Consider these questions—not as a personality quiz, but as a leadership check:
Do key decisions consistently get made at the last possible moment?
Do you over-plan instead of executing?
Do minor tasks crowd out high-impact ones?
Do deadlines create urgency only after avoidance has set in?
Do distractions replace focused starts?
Do you rely on pressure to force clarity?
If several resonate, the issue isn’t time management. It’s decision discipline—a core trait of an effective decision making leader.
Reframing Procrastination as a Leadership Signal
Procrastination is data. It signals:
Unclear priorities
Avoided accountability
Misjudged effort
Fear of consequence
Strong leaders don’t shame the signal. They respond to it.
Three Leadership Moves to Reduce Delay
Shrink the Entry Point If an action takes five minutes or less, complete it immediately. This reduces mental residue and restores momentum.
Decide What Matters First—Daily Each morning, identify the one decision or action that carries the most leverage. Addressing it early prevents avoidance from setting the agenda.
Close the Day Intentionally End each day by naming what moved forward—and what must be addressed next. This converts pressure into preparation.
These are not productivity hacks—they are judgment practices for a decision making leader.

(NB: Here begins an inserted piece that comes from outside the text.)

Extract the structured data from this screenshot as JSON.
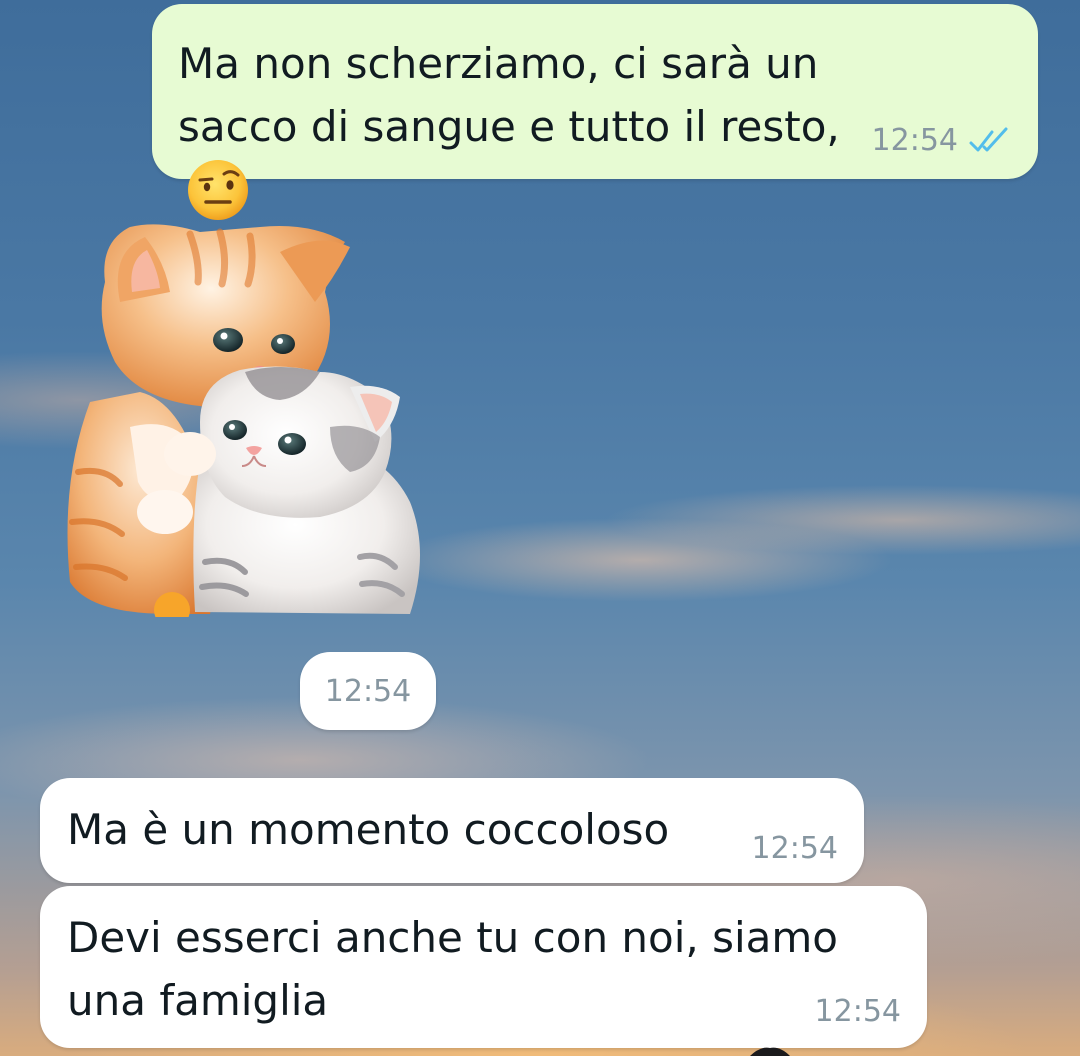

The Truth About “Do It Now”
A “Do It Now” mindset is not about speed. It’s about clarity. Leaders who act decisively:
Reduce stress
Increase credibility
Create psychological safety
Model accountability
Delay, left unchecked, does the opposite.
A Question Worth Asking
What decision are you postponing—and what is that delay costing your leadership right now? Clarity doesn’t arrive after waiting. It arrives through action.